Do you see differences in trends across states with age of compulsory schooling greater than 16 and 16 and below?

\textcolor{olive}{The general trend, is that on average, states with age of compulsory schooling greater than 16 tend to have a greater weekly wage (amarginally small however) per educational year.}

# 3. 
## (3a)
Redo your calculations from question 1, but separately for states with compulsory school ages above 16 and for 16 and below. 

```{r}
## above calculation
mean_wage_above_diff <- mean((subset(angrist_krueger_dat, 
                                     (quarter_of_birth == 1 & 
                                        states_above_16 == 1)))$log_weekly_wage) - 
                        mean((subset (angrist_krueger_dat,
                                      (quarter_of_birth != 1 & 
                                         states_above_16 == 1)))$log_weekly_wage)
mean_edu_above_diff <- mean((subset(angrist_krueger_dat,
                                    (quarter_of_birth == 1 & 
                                       states_above_16 == 1)))$education) -
                       mean((subset(angrist_krueger_dat,
                                    (quarter_of_birth != 1 & 
                                       states_above_16 == 1)))$education)

wald_above_estimate <- mean_wage_above_diff / mean_edu_above_diff


## below calculation
mean_wage_below_diff <- mean((subset(angrist_krueger_dat, 
                                     (quarter_of_birth == 1 & 
                                        states_above_16 == 0)))$log_weekly_wage) -
                        mean((subset(angrist_krueger_dat, 
                                     (quarter_of_birth != 1 & 
                                        states_above_16 == 0)))$log_weekly_wage)
mean_edu_below_diff <- mean((subset(angrist_krueger_dat, 
                                    (quarter_of_birth == 1 & 
                                       states_above_16 == 0)))$education) -
                       mean((subset(angrist_krueger_dat, 
                                    (quarter_of_birth != 1 & 
                                       states_above_16 == 0)))$education)

wald_below_estimate <- mean_wage_below_diff / mean_edu_below_diff

### above and below wages, educations, and wald estimates:
cat("Above Calculations:",
    "\nWage Difference:",
    mean_wage_above_diff,
    "\nEducation Difference:",
    mean_edu_above_diff,
    "\nWald Estimate:",
    wald_above_estimate)

cat("\n\nBelow Calculations:",
    "\nWage Difference:",
    mean_wage_below_diff,
    "\nEducation Difference:",
    mean_edu_below_diff,
    "\nWald Estimate:",
    wald_below_estimate)
```


## (3b)
Do you get different estimates for the two conditions?
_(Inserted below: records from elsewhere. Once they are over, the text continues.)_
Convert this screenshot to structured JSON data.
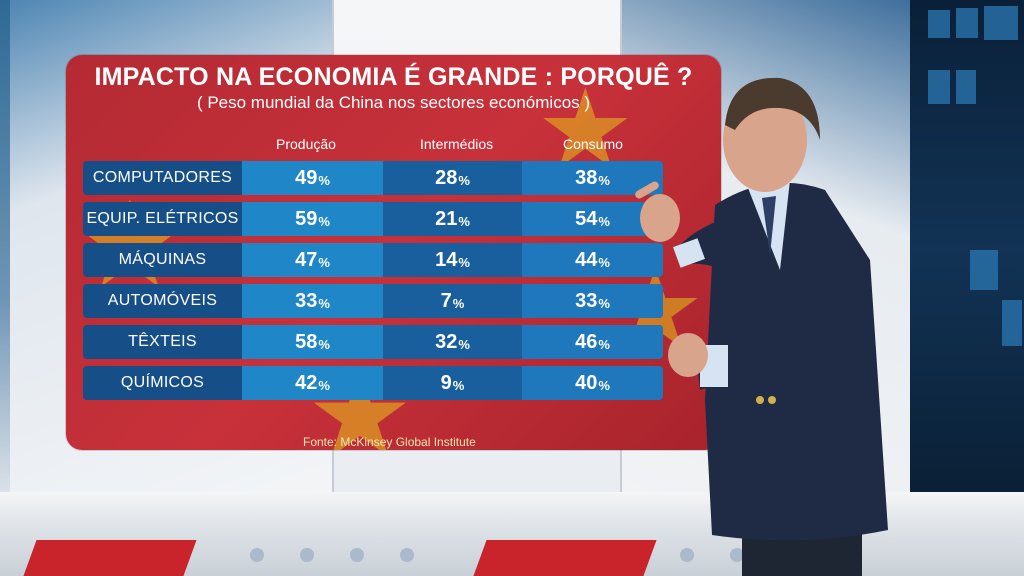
{
  "graphic": {
    "title": "IMPACTO NA ECONOMIA É GRANDE : PORQUÊ ?",
    "subtitle": "( Peso mundial da China nos sectores económicos )",
    "columns": [
      "Produção",
      "Intermédios",
      "Consumo"
    ],
    "rows": [
      {
        "label": "COMPUTADORES",
        "values": [
          "49",
          "28",
          "38"
        ]
      },
      {
        "label": "EQUIP. ELÉTRICOS",
        "values": [
          "59",
          "21",
          "54"
        ]
      },
      {
        "label": "MÁQUINAS",
        "values": [
          "47",
          "14",
          "44"
        ]
      },
      {
        "label": "AUTOMÓVEIS",
        "values": [
          "33",
          "7",
          "33"
        ]
      },
      {
        "label": "TÊXTEIS",
        "values": [
          "58",
          "32",
          "46"
        ]
      },
      {
        "label": "QUÍMICOS",
        "values": [
          "42",
          "9",
          "40"
        ]
      }
    ],
    "unit": "%",
    "source": "Fonte: McKinsey Global Institute"
  },
  "colors": {
    "board_red": "#c8313a",
    "row_blue": "#164f87",
    "cell_light_blue": "#1f86c7",
    "star_yellow": "#e8c21c"
  },
  "icons": [
    "star-icon"
  ]
}
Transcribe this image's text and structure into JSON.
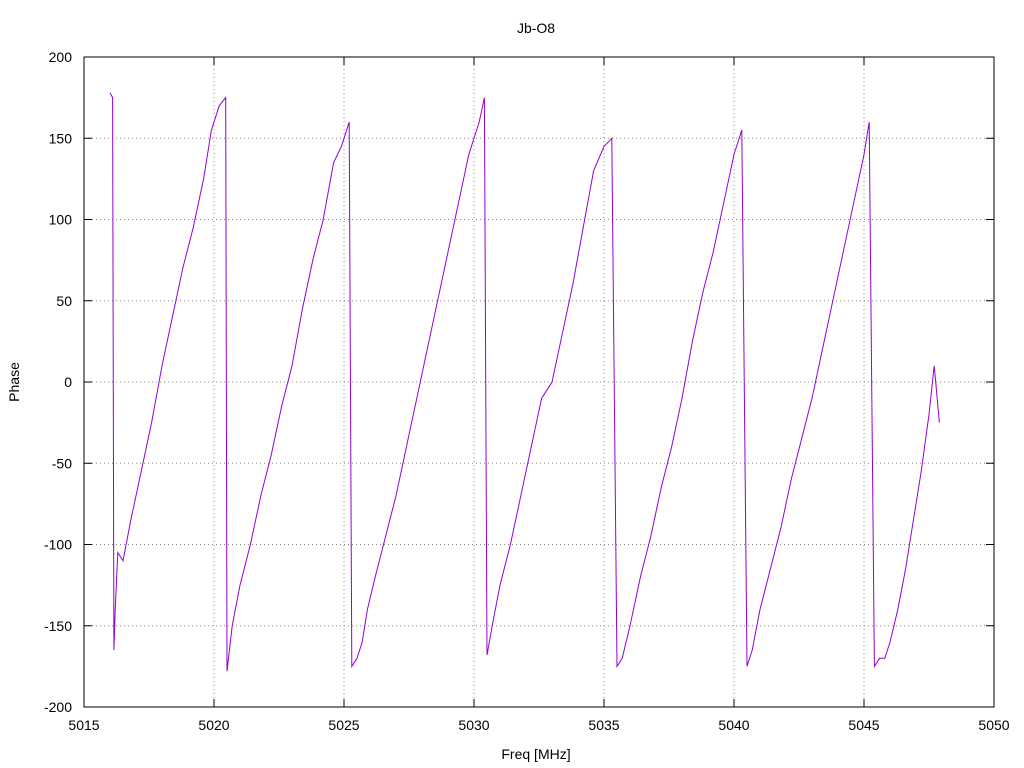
{
  "chart_data": {
    "type": "line",
    "title": "Jb-O8",
    "xlabel": "Freq [MHz]",
    "ylabel": "Phase",
    "xlim": [
      5015,
      5050
    ],
    "ylim": [
      -200,
      200
    ],
    "xticks": [
      5015,
      5020,
      5025,
      5030,
      5035,
      5040,
      5045,
      5050
    ],
    "yticks": [
      -200,
      -150,
      -100,
      -50,
      0,
      50,
      100,
      150,
      200
    ],
    "grid": true,
    "line_color": "#9400d3",
    "series": [
      {
        "x": [
          5016.0,
          5016.1,
          5016.15,
          5016.2,
          5016.3,
          5016.5,
          5016.8,
          5017.2,
          5017.6,
          5018.0,
          5018.4,
          5018.8,
          5019.2,
          5019.6,
          5019.9,
          5020.2,
          5020.45,
          5020.5,
          5020.7,
          5021.0,
          5021.4,
          5021.8,
          5022.2,
          5022.6,
          5023.0,
          5023.4,
          5023.8,
          5024.2,
          5024.6,
          5024.9,
          5025.2,
          5025.3,
          5025.5,
          5025.7,
          5025.9,
          5026.2,
          5026.6,
          5027.0,
          5027.4,
          5027.8,
          5028.2,
          5028.6,
          5029.0,
          5029.4,
          5029.8,
          5030.2,
          5030.4,
          5030.5,
          5030.7,
          5031.0,
          5031.4,
          5031.8,
          5032.2,
          5032.6,
          5033.0,
          5033.4,
          5033.8,
          5034.2,
          5034.6,
          5035.0,
          5035.3,
          5035.5,
          5035.7,
          5036.0,
          5036.4,
          5036.8,
          5037.2,
          5037.6,
          5038.0,
          5038.4,
          5038.8,
          5039.2,
          5039.6,
          5040.0,
          5040.3,
          5040.5,
          5040.7,
          5041.0,
          5041.4,
          5041.8,
          5042.2,
          5042.6,
          5043.0,
          5043.4,
          5043.8,
          5044.2,
          5044.6,
          5045.0,
          5045.2,
          5045.4,
          5045.6,
          5045.8,
          5046.0,
          5046.3,
          5046.6,
          5046.9,
          5047.2,
          5047.5,
          5047.7,
          5047.9
        ],
        "y": [
          178,
          175,
          -165,
          -140,
          -105,
          -110,
          -85,
          -55,
          -25,
          10,
          40,
          70,
          95,
          125,
          155,
          170,
          175,
          -178,
          -150,
          -125,
          -100,
          -70,
          -45,
          -15,
          10,
          45,
          75,
          100,
          135,
          145,
          160,
          -175,
          -170,
          -160,
          -140,
          -120,
          -95,
          -70,
          -40,
          -10,
          20,
          50,
          80,
          110,
          140,
          160,
          175,
          -168,
          -150,
          -125,
          -100,
          -70,
          -40,
          -10,
          0,
          30,
          60,
          95,
          130,
          145,
          150,
          -175,
          -170,
          -150,
          -120,
          -95,
          -65,
          -40,
          -10,
          25,
          55,
          80,
          110,
          140,
          155,
          -175,
          -165,
          -140,
          -115,
          -90,
          -60,
          -35,
          -10,
          20,
          50,
          80,
          110,
          140,
          160,
          -175,
          -170,
          -170,
          -160,
          -140,
          -115,
          -85,
          -55,
          -20,
          10,
          -25
        ]
      }
    ]
  }
}
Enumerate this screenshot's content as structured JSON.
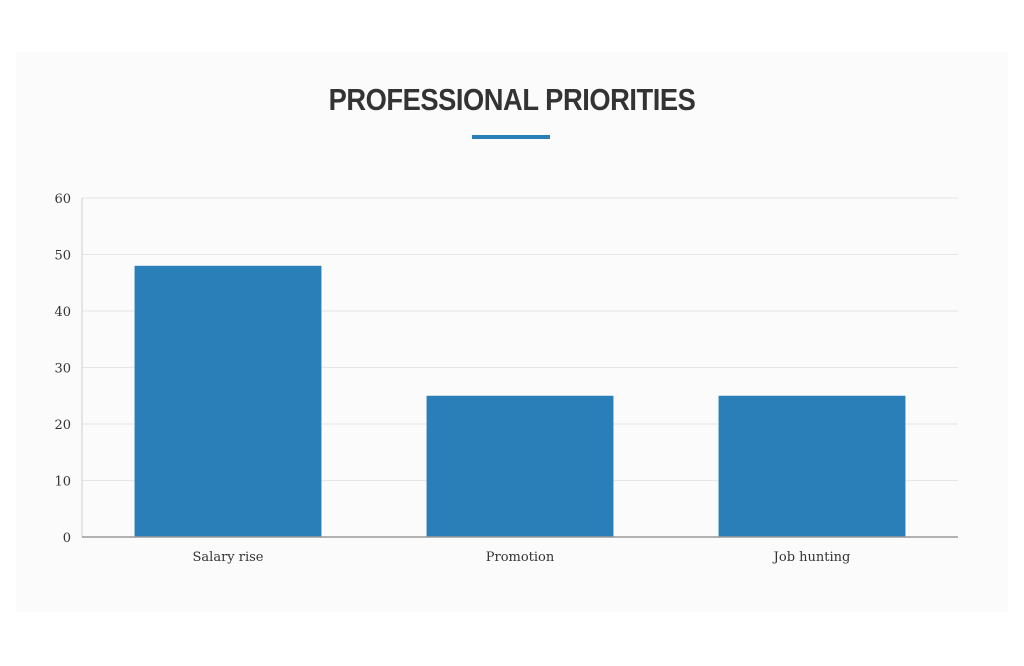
{
  "title": "PROFESSIONAL PRIORITIES",
  "colors": {
    "bar": "#2a7fb8",
    "accent": "#2a7fb8",
    "title": "#333333",
    "grid": "#e6e6e6",
    "axis": "#999999"
  },
  "chart_data": {
    "type": "bar",
    "categories": [
      "Salary rise",
      "Promotion",
      "Job hunting"
    ],
    "values": [
      48,
      25,
      25
    ],
    "title": "PROFESSIONAL PRIORITIES",
    "xlabel": "",
    "ylabel": "",
    "ylim": [
      0,
      60
    ],
    "yticks": [
      0,
      10,
      20,
      30,
      40,
      50,
      60
    ],
    "grid": true,
    "legend": "none"
  }
}
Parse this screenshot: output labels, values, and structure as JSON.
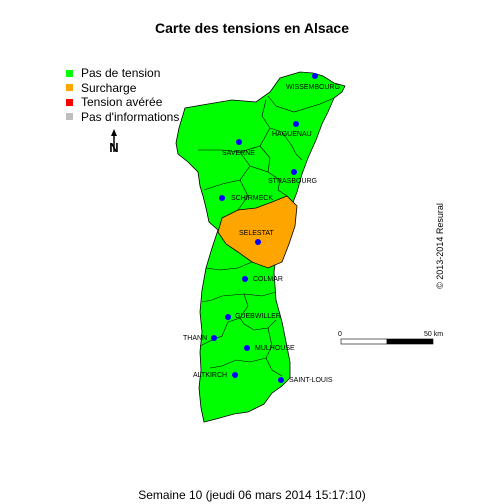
{
  "title": "Carte des tensions en Alsace",
  "legend": [
    {
      "label": "Pas de tension",
      "color": "#00ff00"
    },
    {
      "label": "Surcharge",
      "color": "#ffa500"
    },
    {
      "label": "Tension avérée",
      "color": "#ff0000"
    },
    {
      "label": "Pas d'informations",
      "color": "#bebebe"
    }
  ],
  "compass_label": "N",
  "cities": [
    {
      "name": "WISSEMBOURG"
    },
    {
      "name": "HAGUENAU"
    },
    {
      "name": "SAVERNE"
    },
    {
      "name": "STRASBOURG"
    },
    {
      "name": "SCHIRMECK"
    },
    {
      "name": "SELESTAT"
    },
    {
      "name": "COLMAR"
    },
    {
      "name": "GUEBWILLER"
    },
    {
      "name": "THANN"
    },
    {
      "name": "MULHOUSE"
    },
    {
      "name": "ALTKIRCH"
    },
    {
      "name": "SAINT-LOUIS"
    }
  ],
  "scale": {
    "start": "0",
    "end": "50 km"
  },
  "copyright": "© 2013-2014 Resural",
  "footer": "Semaine 10 (jeudi 06 mars 2014 15:17:10)",
  "colors": {
    "no_tension": "#00ff00",
    "overload": "#ffa500",
    "city_dot": "#0000ff"
  }
}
If so, propose an explanation for why returns to education might be different in these two cases. If you think the results are not meaningfully different, make a case for why we should not see a difference. 

There is a difference in the wald estimate. Specifically, the wald estimate for states with compulsory schooling age above_16 is less than the wald estimate for schools that have compulsory schooling age below_16. I think that there is significance in the differences we see in the wald estimates. To see this, lets remember that the wald estimate, as we previously explained, provides some sort of metric to on how much the wage increases MORE for q1_birthdate people than q234_birthdate people, per yearly increase in education. As a result, the difference in wald estimate is suggesting that the difference in wage increase for people born in q1 compared to q234 per year in education is less in schools with compulsory schooling ages above_16 than in compulsory schooling ages below_16. At first, I thought that this meant that this was contradictory as in the aggregate plot, it seemed like the slopes in the aggregate plot was the same. But the i realized the wald estimate is not measuring that; instead, its measuring the DIFFERENCE between the ratio for people born in quarter_1 versus the ratio for people born in other quarters. So, it could be the case that the OVERALL trend of q1234 is the same for both above_16 and below_16, but that for above_16, the difference between q1 and q234 is much less than the difference between q1 and q234 in below_16.